If you're not at least a little panicky, then you're not paying attention. California is in a state of slow-moving emergency. The governor, Jerry Brown, made it official last week: Rainfall is pitiable, snowpack and reservoir levels deplorable. We have the worst drought on record, the record being about 100 years. The worst.
Think of it as Carmageddon for water, and plan accordingly.
I don't think the scale of the crisis has sunk in. TV weathercasters still warble about the beautiful weather (which it is, in a kind of end-of-the-world way) without noting that it would be great for May or October but not January, when we should be carrying umbrellas.
Maybe the people of Pompeii stood there looking at Mt. Vesuvius and saying, "Wow, would you get a load of that beautiful lava!"
Every night, every TV weatherperson should be saying, "It's beautiful, but it's not what we need." Each of them should be warning us to turn off the water while we're brushing our teeth and not to sing Coldplay's entire repertoire in the shower.
This bugs me about Brown's news conference Friday announcing the state of emergency: He called on all of us to cut back our water use "at least 20%" but also said it would be "voluntary." Not mandatory.
Maybe he's keeping mandatory on his emergency options list if things get worse, and that his subliminal message is really "volunteer — before we draft you." But things seem pretty dire already.
Don't for a second fool yourself into thinking this doesn't matter. A harrowing drought in Civil War-era California destroyed the state's cattle-based economy, and when the cattle died, it killed off the grand, seigneurial California rancho lifestyle. Such an upending could happen again.

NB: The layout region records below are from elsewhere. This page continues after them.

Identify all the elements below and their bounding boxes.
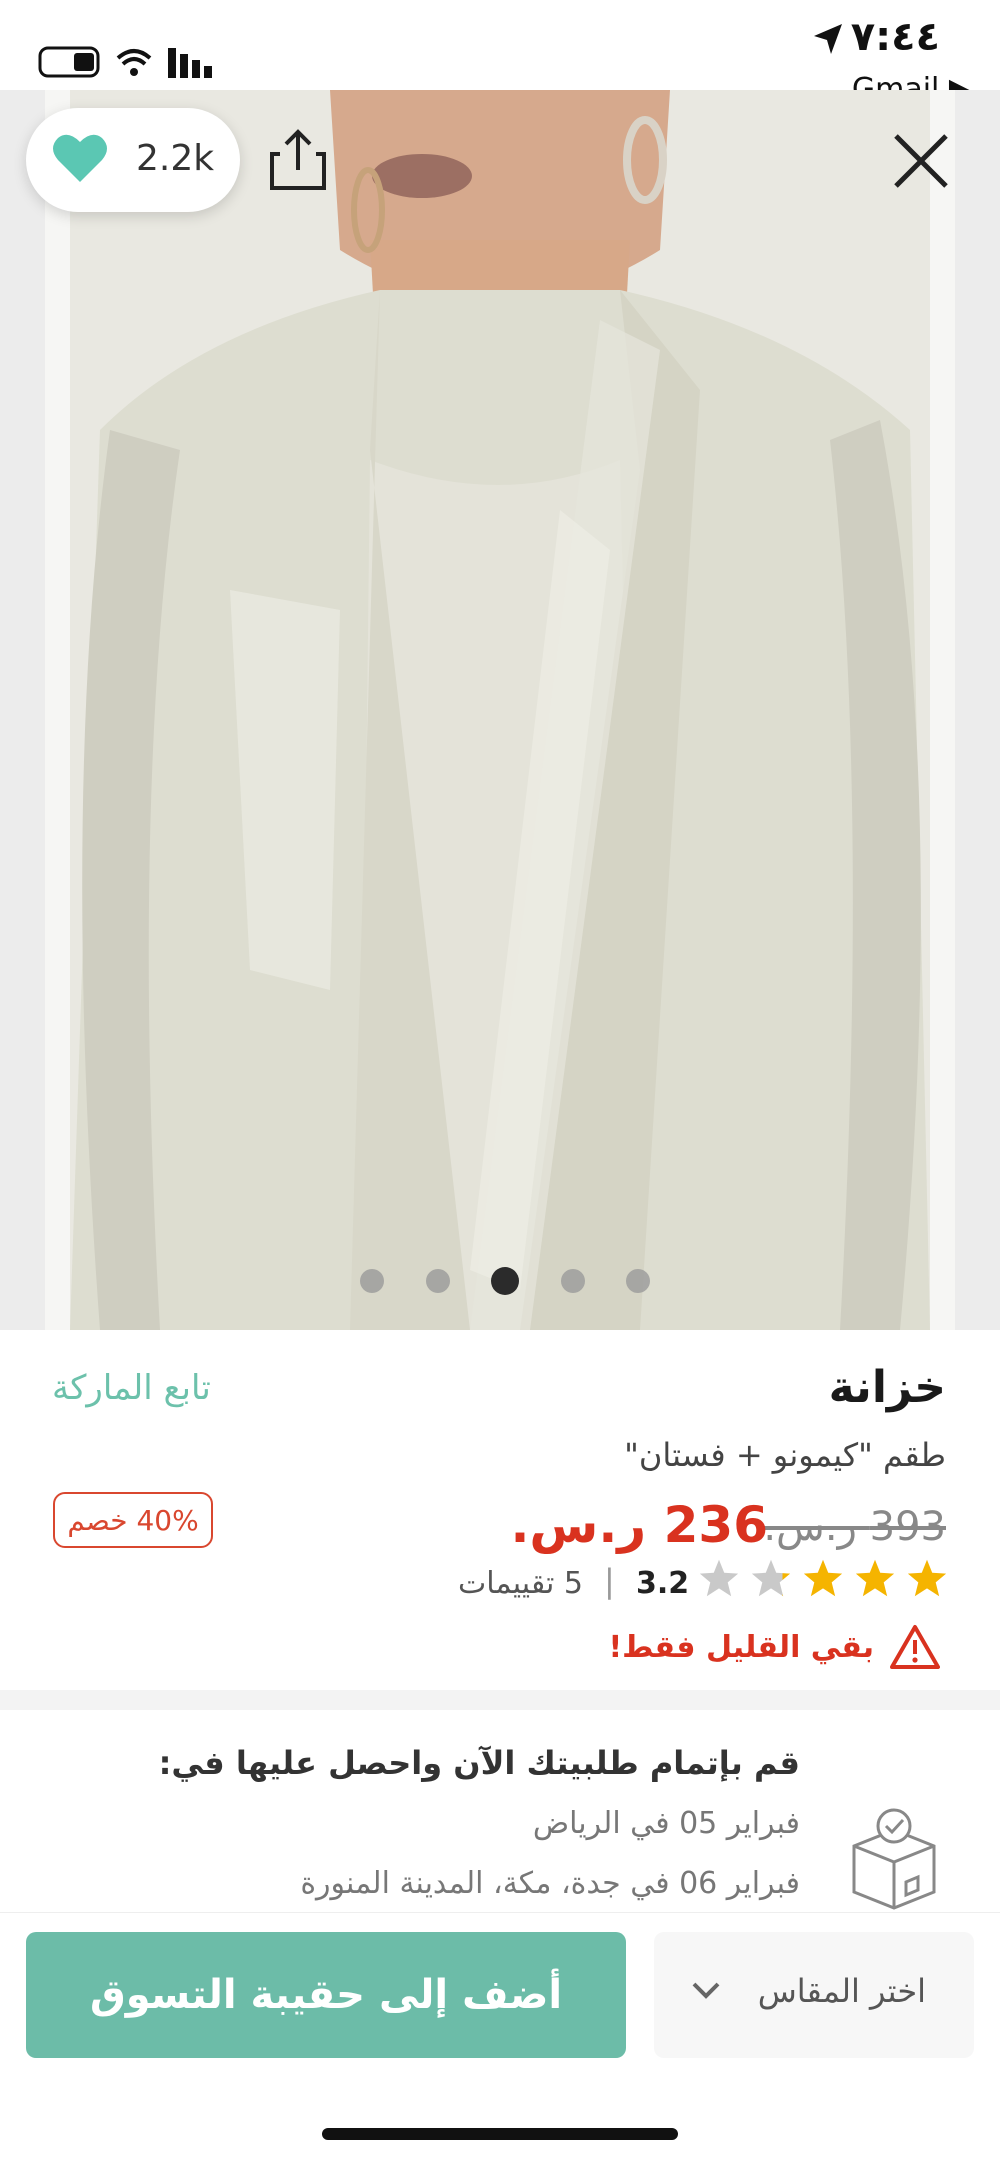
status-icons: [38, 46, 152, 78]
delivery-box-icon: [852, 1808, 936, 1910]
pager-dot-active[interactable]: [491, 1267, 519, 1295]
like-count: 2.2k: [136, 138, 215, 179]
warning-icon: [890, 1625, 940, 1669]
star-icon-empty: [699, 1559, 739, 1597]
rating-stars[interactable]: [698, 1558, 948, 1598]
size-select[interactable]: اختر المقاس: [654, 1932, 974, 2058]
close-icon[interactable]: [890, 130, 952, 192]
like-button[interactable]: 2.2k: [26, 108, 240, 212]
product-title: طقم "كيمونو + فستان": [624, 1436, 946, 1474]
product-image[interactable]: [0, 90, 1000, 1330]
new-price: 236 ر.س.: [510, 1496, 768, 1554]
status-bar: ٧:٤٤ Gmail ▶: [0, 0, 1000, 107]
pager-dot[interactable]: [626, 1269, 650, 1293]
low-stock-warning: بقي القليل فقط!: [608, 1630, 874, 1665]
add-to-bag-button[interactable]: أضف إلى حقيبة التسوق: [26, 1932, 626, 2058]
section-divider: [0, 1690, 1000, 1710]
home-indicator[interactable]: [322, 2128, 678, 2140]
delivery-date-riyadh: فبراير 05 في الرياض: [532, 1806, 800, 1841]
status-time: ٧:٤٤: [850, 14, 940, 60]
pager-dot[interactable]: [360, 1269, 384, 1293]
star-icon-filled: [907, 1559, 947, 1597]
discount-badge: 40% خصم: [53, 1492, 213, 1548]
star-icon-filled: [803, 1559, 843, 1597]
delivery-date-other-cities: فبراير 06 في جدة، مكة، المدينة المنورة: [300, 1866, 800, 1901]
rating-separator: |: [604, 1562, 615, 1600]
location-arrow-icon: [814, 24, 842, 54]
rating-value: 3.2: [636, 1566, 690, 1601]
share-icon[interactable]: [268, 128, 328, 192]
old-price: 393 ر.س.: [763, 1504, 946, 1550]
reviews-count[interactable]: 5 تقييمات: [458, 1566, 583, 1601]
heart-icon: [53, 134, 107, 182]
chevron-down-icon: [692, 1982, 720, 1999]
image-pager[interactable]: [360, 1266, 650, 1296]
star-icon-partial: [751, 1559, 791, 1597]
pager-dot[interactable]: [560, 1269, 585, 1293]
follow-brand-link[interactable]: تابع الماركة: [52, 1368, 211, 1408]
pager-dot[interactable]: [425, 1269, 450, 1293]
star-icon-filled: [855, 1559, 895, 1597]
delivery-title: قم بإتمام طلبيتك الآن واحصل عليها في:: [158, 1744, 800, 1782]
signal-icon: [168, 48, 212, 78]
product-photo: [0, 90, 1000, 1330]
brand-name[interactable]: خزانة: [829, 1362, 946, 1413]
size-select-label: اختر المقاس: [757, 1972, 926, 2010]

L.A. Mayor Tom Bradley tried to require mandatory rationing via heavy fines in the droughts of the late 1970s and the early 1990s, but without much to show for it. What Los Angeles, like other places, did do was order mandatory low-flush toilets and low-flow shower heads, which saved thousands of acre-feet of water automatically.
But those savings must be pretty well maxed out by now.
And now Mayor Eric Garcetti should step into that Tom Bradley role to get Angelenos on board the water-saving bandwagon and revive some of the spirit of decades past.
Garcetti is already an environmentalist who's lived in energy-efficient and water-sensitive homes, so he can't be accused of not practicing what he preaches (except perhaps at Getty House, the mayor's official residence, which may still have Ethel Bradley's lovely, thirsty rose garden).
Here's where Garcetti can call in civic favors from his friends in L.A.'s "creative community" to do some funny-or-die-style public service videos — cheeky, over the top, but with unmistakable messages like:
- Co-showering. Twice the affection with half the water.
- A couple of colleagues suggested nudism as a means of sparing laundry water demands. I’m for it, if they go first.
- Kill your lawn. About 60% of L.A.’s water — excellent, clean, drinkable water — gets used outdoors, on lawns and flowers and plants. A lawn in a drought is as silly as a rice paddy in the Central Valley. If you want to see a big greensward, watch “Downton Abbey.” Or go to Descanso Gardens or the county arboretum, or a park. Use low-impact or drip sprinklers, and water deeply, only at night, a couple of times a week.
- Turn off the hose. Speaking of parks, in 2008, as Mayor Antonio Villaraigosa was touting rigorous water-saving measures, city employees were spotted hosing down tennis courts at a city park. Time to revive the old drought regulations, with fines: Absolutely no hosing down driveways or sidewalks — or tennis courts. Get reacquainted with a broom. And when you wash your car, fill a couple of buckets or use a trigger nozzle; you can’t leave the hose running.
- Water = bucks. Garcetti needs to make the connection between water and money very clear, as solar panels have done with electricity. Start disincentive pricing at the DWP to reward savers and penalize wasters.
- Royal flushes. “Poo do, pee don’t” went one piece of drought advice. Low-flush toilets have helped immensely, but surely we can eke out a little more conservation.
- Water, with water back. Many restaurants have fallen back into the wasteful habit of pouring glasses of water for diners without asking whether they want it. And diners, don’t ask for it unless you’re going to drink it. I have mortified my friends at the end of meals by gathering up all the glasses of untouched water at the table, carrying them outside and dumping the water on plants or bushes. Every glass of water at a restaurant requires at least two more glasses to wash it.
- Turn on, tune in, turn it off. Don’t leave the water running while you’re staring dreamily into the mirror with a toothbrush in your mouth. Don’t use a full cycle in the washing machine just to launder a dirty T-shirt.
- Drought 911. Ask citizens to watch for waste, and kick the DWP into gear to reinvigorate drought-busters to investigate and solve water breaks.
- Never, ever throw away a bottle of water, empty, full or anywhere in between. Empty the water into a planter or the grass, and recycle the bottle.
OK, Hollywood, there's your civic assignment. Create some amusing PSAs about rules that should drive us not to drink.